Le 24/08/2011 02:46, Terry Reedy a écrit :
On 8/23/2011 9:21 AM, Victor Stinner wrote:
Le 23/08/2011 15:06, "Martin v. Löwis" a écrit :
Well, things have to be done in order: 1. the PEP needs to be approved 2. the performance bottlenecks need to be identified 3. optimizations should be applied.
I would not vote for the PEP if it slows down Python, especially if it's much slower. But Torsten says that it speeds up Python, which is surprising. I have to do my own benchmarks :-)

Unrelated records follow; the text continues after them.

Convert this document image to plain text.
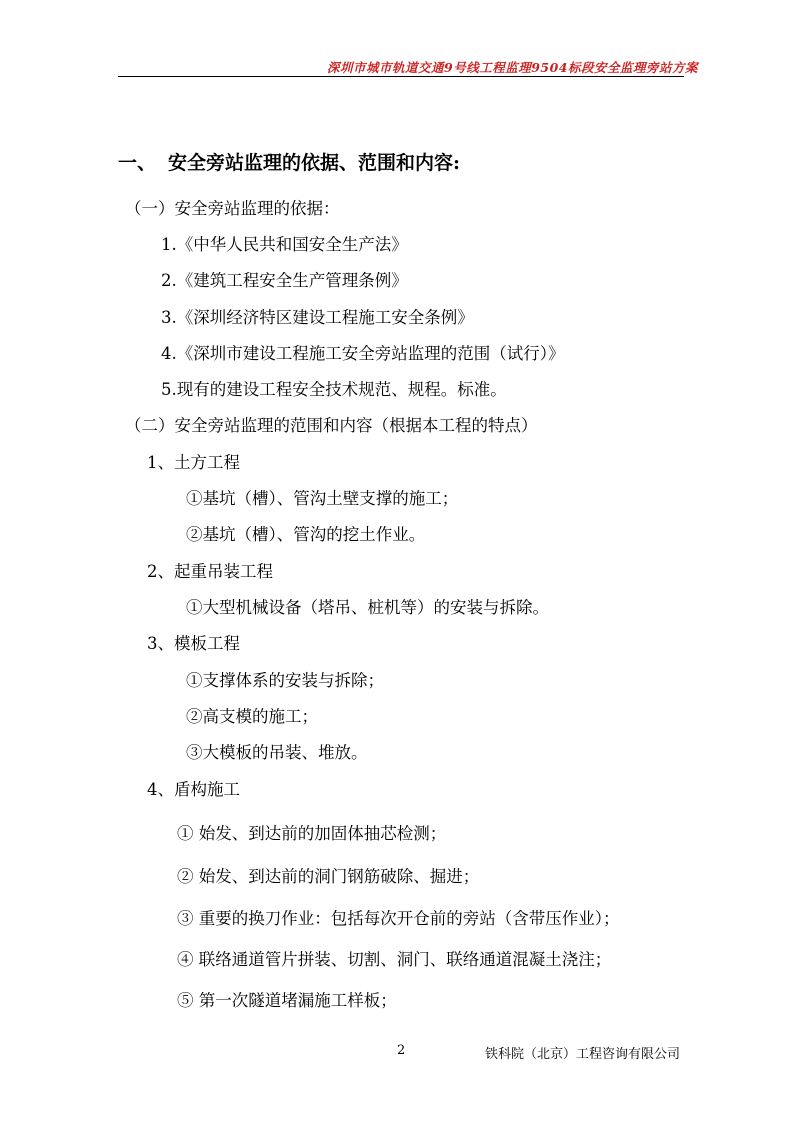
深圳市城市轨道交通9号线工程监理9504标段安全监理旁站方案
一、 安全旁站监理的依据、范围和内容:
（一）安全旁站监理的依据：
1.《中华人民共和国安全生产法》
2.《建筑工程安全生产管理条例》
3.《深圳经济特区建设工程施工安全条例》
4.《深圳市建设工程施工安全旁站监理的范围（试行）》
5.现有的建设工程安全技术规范、规程。标准。
（二）安全旁站监理的范围和内容（根据本工程的特点）
1、土方工程
①基坑（槽）、管沟土壁支撑的施工；
②基坑（槽）、管沟的挖土作业。
2、起重吊装工程
①大型机械设备（塔吊、桩机等）的安装与拆除。
3、模板工程
①支撑体系的安装与拆除；
②高支模的施工；
③大模板的吊装、堆放。
4、盾构施工
① 始发、到达前的加固体抽芯检测；
② 始发、到达前的洞门钢筋破除、掘进；
③ 重要的换刀作业：包括每次开仓前的旁站（含带压作业）；
④ 联络通道管片拼装、切割、洞门、联络通道混凝土浇注；
⑤ 第一次隧道堵漏施工样板；
2	铁科院（北京）工程咨询有限公司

The current UCS2 Unicode string implementation, by design, quickly gives WRONG answers for len(), iteration, indexing, and slicing if a string contains any non-BMP (surrogate pair) Unicode characters. That may have been excusable when there essentially were no such extended chars, and the few there were were almost never used. But now there are many more, with more being added to each Unicode edition. They include cursive Math letters that are used in English documents today. The problem will slowly get worse and Python, at least on Windows, will become a language to avoid for dependable Unicode document processing. 3.x needs a proper Unicode implementation that works for all strings on all builds.
I don't think that using UTF-16 with surrogate pairs is really a big problem. A lot of work has been done to hide this. For example, repr(chr(0x10ffff)) now displays '\U0010ffff' instead of two characters. Ezio fixed recently str.is*() methods in Python 3.2+. For len(str): its a known problem, but if you really care of the number of *character* and not the number of UTF-16 units, it's easy to implement your own character_length() function. len(str) gives the UTF-16 units instead of the number of character for a simple reason: it's faster: O(1), whereas character_length() is O(n).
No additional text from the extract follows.